When you look at the deal Scott Howson made for Rick Nash at first it seems underwhelming. Fans hoped for and Howson presumably asked for top talent, Logan Couture for one. But he didn't get that and all signs were he wasn't going to get that. Make no mistake Nash is a big loss for the Jackets, but he didn't want to be here and it showed in his play. Realizing he wasn't going to get a top line player for Nash, Howson moved to Plan B and continued a theme in recent moves made by the Blue Jackets, he built the defense first.
The return for Nash were forward centers Brandon Dubinsky and Artem Anisimov and defensive prospect Tim Erixon along with will probably turn out to be a late first round pick. The Jackets also sent defensemen Steve Delilse and a conditional 3rd to the Rangers. Listening to Rangers fans, both Dubinsky and Anisimov are regarded as among, if not the top of their list of defensive forwards. Both are young, big, top defenders, and both regularly score double figures in goals. Dubinsky is 26 and has scored a peak of 24 goals and 54 points, legit second line numbers, before tailing off to 10-24-34 last year. Anisimov is 24, really big and has so far peaked at 18-26-44. Both are regarded as character guys who will go hard into a corner and come out with the puck. Neither offers what Rick Nash brought, but their value is considerable.
My suggestion is that Howson realized he wasn't going to get a real top line player so he chose to try and rebuild the third line. Most cup contenders get at least some scoring out of their third line, and many offer dangerous, if not prolific scorers. Last year we got ten goals out of Derrick Dorsett (a possible career high) but pretty much nothing out of anyone else. Sammi Pahlsson potted two goals and many thought he'd lost a step as a respected but purely defensive center. Ryan Russell's total was zero, and may remain there. If you simply slot Dubinsky and Anisimov in with Dorsett now a checking line can reasonably be counted on to produce 40 goals. That replaces Nash's goal production, and forces the other team to at least consider the possibility that line might score on them. The top six is still weak relative to other teams, but there is hope that players like Cameron Atkinson and Ryan Johansen might continue to develop while R.J. Umberger and Derrick Brassard might rebound after sub-par years.
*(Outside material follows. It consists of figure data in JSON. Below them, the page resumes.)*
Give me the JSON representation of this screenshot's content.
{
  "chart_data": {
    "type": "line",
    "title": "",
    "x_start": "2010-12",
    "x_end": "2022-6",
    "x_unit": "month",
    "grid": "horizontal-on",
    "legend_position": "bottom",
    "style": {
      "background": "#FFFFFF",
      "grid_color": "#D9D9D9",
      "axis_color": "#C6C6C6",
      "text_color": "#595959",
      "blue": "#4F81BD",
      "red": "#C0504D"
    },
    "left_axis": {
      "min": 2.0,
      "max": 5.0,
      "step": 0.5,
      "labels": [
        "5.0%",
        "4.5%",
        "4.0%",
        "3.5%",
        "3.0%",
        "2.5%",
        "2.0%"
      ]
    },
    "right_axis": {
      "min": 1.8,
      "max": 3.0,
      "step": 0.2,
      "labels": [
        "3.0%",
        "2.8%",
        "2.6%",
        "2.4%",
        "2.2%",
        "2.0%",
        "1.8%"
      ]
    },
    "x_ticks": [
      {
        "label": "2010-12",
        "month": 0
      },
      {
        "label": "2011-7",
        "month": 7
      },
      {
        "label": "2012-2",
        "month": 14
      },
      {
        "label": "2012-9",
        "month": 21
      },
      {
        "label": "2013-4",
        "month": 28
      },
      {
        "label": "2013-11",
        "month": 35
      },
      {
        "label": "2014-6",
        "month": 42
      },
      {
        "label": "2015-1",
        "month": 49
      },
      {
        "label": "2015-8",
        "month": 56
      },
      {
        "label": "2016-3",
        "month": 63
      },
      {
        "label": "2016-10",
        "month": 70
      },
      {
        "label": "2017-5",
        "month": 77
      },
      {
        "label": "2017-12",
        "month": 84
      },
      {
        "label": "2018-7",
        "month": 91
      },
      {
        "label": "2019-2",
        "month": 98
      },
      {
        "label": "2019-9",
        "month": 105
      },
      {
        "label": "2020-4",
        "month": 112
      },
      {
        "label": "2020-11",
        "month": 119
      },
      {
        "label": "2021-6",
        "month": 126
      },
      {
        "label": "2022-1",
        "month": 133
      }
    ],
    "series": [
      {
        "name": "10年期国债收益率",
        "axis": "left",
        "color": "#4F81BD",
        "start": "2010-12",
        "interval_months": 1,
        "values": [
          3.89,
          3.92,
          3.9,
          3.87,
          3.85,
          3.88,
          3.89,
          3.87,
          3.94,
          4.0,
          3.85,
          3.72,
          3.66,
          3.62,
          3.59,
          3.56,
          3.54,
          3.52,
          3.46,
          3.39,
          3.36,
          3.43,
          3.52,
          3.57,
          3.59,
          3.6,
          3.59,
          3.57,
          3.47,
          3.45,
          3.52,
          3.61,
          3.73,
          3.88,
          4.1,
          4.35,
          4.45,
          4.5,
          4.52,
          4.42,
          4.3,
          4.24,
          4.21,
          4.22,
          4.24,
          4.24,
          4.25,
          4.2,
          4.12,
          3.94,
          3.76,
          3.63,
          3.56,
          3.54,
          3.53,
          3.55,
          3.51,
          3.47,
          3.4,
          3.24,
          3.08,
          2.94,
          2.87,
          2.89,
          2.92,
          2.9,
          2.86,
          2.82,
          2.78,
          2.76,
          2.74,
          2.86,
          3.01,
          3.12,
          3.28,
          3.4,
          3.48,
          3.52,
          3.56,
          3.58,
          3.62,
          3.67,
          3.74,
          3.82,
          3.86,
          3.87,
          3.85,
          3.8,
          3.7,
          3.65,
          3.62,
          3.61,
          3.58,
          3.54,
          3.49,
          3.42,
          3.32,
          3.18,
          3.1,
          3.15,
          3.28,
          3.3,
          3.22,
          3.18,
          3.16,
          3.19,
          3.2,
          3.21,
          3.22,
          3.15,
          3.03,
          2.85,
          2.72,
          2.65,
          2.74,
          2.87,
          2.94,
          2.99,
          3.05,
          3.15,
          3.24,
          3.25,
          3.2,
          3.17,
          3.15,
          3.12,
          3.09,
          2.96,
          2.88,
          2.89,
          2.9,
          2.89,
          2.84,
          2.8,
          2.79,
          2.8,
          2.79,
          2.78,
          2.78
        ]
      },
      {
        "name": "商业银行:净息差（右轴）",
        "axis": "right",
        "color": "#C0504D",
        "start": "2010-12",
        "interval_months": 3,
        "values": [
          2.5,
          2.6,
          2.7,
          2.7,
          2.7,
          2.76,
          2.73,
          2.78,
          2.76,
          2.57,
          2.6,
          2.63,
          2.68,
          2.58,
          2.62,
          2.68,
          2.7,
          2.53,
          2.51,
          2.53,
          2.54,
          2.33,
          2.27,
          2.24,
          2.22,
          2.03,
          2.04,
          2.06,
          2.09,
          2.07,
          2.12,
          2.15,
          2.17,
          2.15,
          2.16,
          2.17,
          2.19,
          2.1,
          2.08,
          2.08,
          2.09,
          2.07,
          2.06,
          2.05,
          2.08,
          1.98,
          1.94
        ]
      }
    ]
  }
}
And we now have a third first-round pick for a draft which is widely regarded to be loaded.
So where does Tim Erixon fit in? First of all he doesn't have to play. The blue line has long been considered a weakness of the Jackets, now it's a team strength, a point particularly important in a year where Nashville and Detroit appear to have taken a step back thanks to age and free-agency. Before the deal we brought in Adrian Aucoin to stabilize the third pairing and serve as mentor to John Moore and Ryan Murray.
But let's face it there are going to be injuries. Last year Fedor Tyutin, James Wisniewski and Marc Methot lost significant time to injuries, and that's leaving out the early loss of Radek Martinek. Murray does not have to play. It's not clear what another year in juniors would benefit him, but at least we can send him there without much apparent loss. Moore does not have to take a step forward with Erixon, David Savard, Cody Goloubef, David Savard and more in Sprinfield. We don't need to rush anyone. We can cycle young defensemen between Springfield and Columbus, partner them with Aucoin, giving them experience while letting the cream rise. We also have defensive prospects to trade should that be the price for say Jonathan Bernier or a forward. Erixon solidifies an already strong defensive corps. And a defensive corps that really can get the puck into the offensive zone, which is the best way to defend.
The Jackets have lost their star. But they're deeper offensively and defensively and have three first rounders next year to stock up on offensive talent. They also have plenty of cap space should a free agent forward become available. They added two character forwards, and got rid of a problematic Captain, freeing the C for Vinny Prospal or Jack Johnson.
The Jackets really are becoming a defense-first team with physical players. That forms the outlines of an identity. My guess is that management (including Craig Patrick) has an intermediate goal of being competitive next year, and adding talent at forward in 2013-14 and then making a real run --- in the playoffs.